Через неделю состояние моего здоровья улучшилось настолько, что я уже могла самостоятельно ходить в сортир, и даже выходить на балкон – постоять, потому что сидеть было мучительно больно из-за обгоревших ног, которые приходилось сгибать в коленях. За временную несгибаемость брат в шутку называл меня «Буратино» и это злило меня до чертиков.
В один из дней, когда состояние моего здоровья улучшилось настолько, что мама снова вышла на работу, брат убежал «на встречу с друзьями» (на самом деле – на свиху), я лежала на кушетке и читала очередной роман Жюля Верна, жуя яблоко. Ноги мои наконец-то можно было укрывать тонкой простыней (две недели я была лишена этой радости!). За окошком — летний зной, а комната моя – самая прохладная в квартире. Находясь в приятном состоянии идущего на поправку человека (а точнее сказать — подростка), я мечтала поскорее выйти в двор, встретиться с друзьями на вольном воздухе, побегать, поболтать. На самом пике приятных мыслей о скорой свободе меня сморила здоровая полуденная дрёма.
… Вдруг (это самое ВДРУГ всегда случается неожиданно) я почувствовала сквозь сон, как кто-то стягивает с моих ног простыню. Первая мысль была о маме, пришедшей с работы и проверяющей мои заживающие от ожогов конечности.
-Мам, все в порядке, — пробормотала я сквозь пелену сна.
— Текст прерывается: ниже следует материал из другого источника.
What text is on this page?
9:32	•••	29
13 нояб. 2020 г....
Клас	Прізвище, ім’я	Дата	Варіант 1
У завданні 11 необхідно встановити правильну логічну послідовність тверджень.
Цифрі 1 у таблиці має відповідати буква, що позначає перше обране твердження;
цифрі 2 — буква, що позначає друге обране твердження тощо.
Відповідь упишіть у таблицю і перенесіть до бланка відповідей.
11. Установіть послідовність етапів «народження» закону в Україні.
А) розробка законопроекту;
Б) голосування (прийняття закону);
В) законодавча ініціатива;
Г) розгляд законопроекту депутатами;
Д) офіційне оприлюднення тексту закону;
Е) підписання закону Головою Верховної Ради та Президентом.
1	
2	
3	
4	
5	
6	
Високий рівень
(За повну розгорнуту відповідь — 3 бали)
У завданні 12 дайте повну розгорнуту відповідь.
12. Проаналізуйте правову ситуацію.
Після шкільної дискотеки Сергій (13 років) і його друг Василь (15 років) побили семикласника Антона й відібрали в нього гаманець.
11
Но простыня продолжала медленно сползать.
— Мам, ну перестань, все в порядке с ногами – бормотала я с закрытыми глазами, понимая, тем не менее, что поспать уже не удастся.
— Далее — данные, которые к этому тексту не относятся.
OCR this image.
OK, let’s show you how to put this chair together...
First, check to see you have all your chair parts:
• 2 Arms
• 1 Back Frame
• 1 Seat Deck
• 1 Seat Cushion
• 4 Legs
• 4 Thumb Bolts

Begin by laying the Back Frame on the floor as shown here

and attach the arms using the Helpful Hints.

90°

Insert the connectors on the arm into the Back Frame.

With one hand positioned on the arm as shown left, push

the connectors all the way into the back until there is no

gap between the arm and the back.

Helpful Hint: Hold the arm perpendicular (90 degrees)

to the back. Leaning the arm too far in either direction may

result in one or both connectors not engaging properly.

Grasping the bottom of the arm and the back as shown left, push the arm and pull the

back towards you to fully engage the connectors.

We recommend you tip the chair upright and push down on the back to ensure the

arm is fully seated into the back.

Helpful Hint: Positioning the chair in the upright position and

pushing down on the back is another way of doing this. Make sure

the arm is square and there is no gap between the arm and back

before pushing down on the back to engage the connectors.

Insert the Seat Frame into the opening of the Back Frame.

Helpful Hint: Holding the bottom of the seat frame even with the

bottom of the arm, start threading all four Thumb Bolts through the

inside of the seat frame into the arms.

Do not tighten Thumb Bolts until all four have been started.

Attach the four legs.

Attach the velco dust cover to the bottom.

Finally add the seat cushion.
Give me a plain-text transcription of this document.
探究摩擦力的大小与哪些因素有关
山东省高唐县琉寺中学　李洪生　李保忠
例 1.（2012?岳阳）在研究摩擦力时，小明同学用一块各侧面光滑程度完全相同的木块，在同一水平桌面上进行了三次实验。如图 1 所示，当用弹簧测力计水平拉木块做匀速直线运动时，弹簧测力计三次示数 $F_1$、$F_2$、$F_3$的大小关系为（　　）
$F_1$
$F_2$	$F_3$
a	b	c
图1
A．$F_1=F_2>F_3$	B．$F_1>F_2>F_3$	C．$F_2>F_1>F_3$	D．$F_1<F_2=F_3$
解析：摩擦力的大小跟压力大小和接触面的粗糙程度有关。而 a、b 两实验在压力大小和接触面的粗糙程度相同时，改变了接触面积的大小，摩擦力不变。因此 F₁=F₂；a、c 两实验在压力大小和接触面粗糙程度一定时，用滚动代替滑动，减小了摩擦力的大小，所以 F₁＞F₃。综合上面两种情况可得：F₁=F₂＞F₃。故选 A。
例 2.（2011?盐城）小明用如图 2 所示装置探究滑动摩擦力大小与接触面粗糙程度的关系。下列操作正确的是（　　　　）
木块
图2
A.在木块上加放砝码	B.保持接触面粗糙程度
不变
Но мамы не было. Никого не было. А простыня валялась на полу. Не понимая, в чем дело, я стала звать брата, подозревая, что это его шуточки. Но и он не откликнулся. Пришлось вставать, идти на проверку квартиры. Обойдя все комнаты, я поняла, что в квартире никого нет. Тогда кто же тянул простыню с моих ног? Может, показалось? Да нет, не показалось: простыня не атласная, а самая обычная, хлопковая. Причем, лежала она не около кушетки, а шагах в трех от нее… Пришлось – логики ради – смириться с мыслью, что я сама ее сбросила в состоянии полусна. А все остальное «доделало» мое воображение.
Все бы ничего, но ночью повторилось то же самое, причем, с брата тоже срывали простыню. Вдобавок ко сему мама с утра задала нам нагоняй: дескать, какого черта спать мешали.
— Мы громко разговаривали, что ли? – спросил брат.
— Нет, вы стягивали с меня одеяло. Зачем? Вроде бы взрослые уже. Еще раз такое сделаете – месяц из дома носа не покажете. ОБА!
Мы дружно завопили, что и с нас стягивали простыни, но мама не поверила, обвинив нас не только в хулиганстве, но и в преступном сговоре.
В те времена видеокамеры были запретным и весьма дорогостоящим удовольствием, а потому доказать свою правоту мы были не в силах. Пришлось молча проглотить обиду. правда, соседи говорили маме то же самое, дескать, и с нас тоже стягивали одеяла, но мама никому не верила, потому что считала все это ерундой и глупейшим розыгрышем.
P.S: Через несколько лет в нашем дворе при прокладке новых труб найдут останки человека, закопанного очень глубоко. Кости, остатки странной одежды, бусины и амулет – все это поднимут сотрудники полиции. Кто был этот человек, неизвестно никому, но говорят, что после того, как его останки выкопали и увезли, аномалии в нашем доме закончились.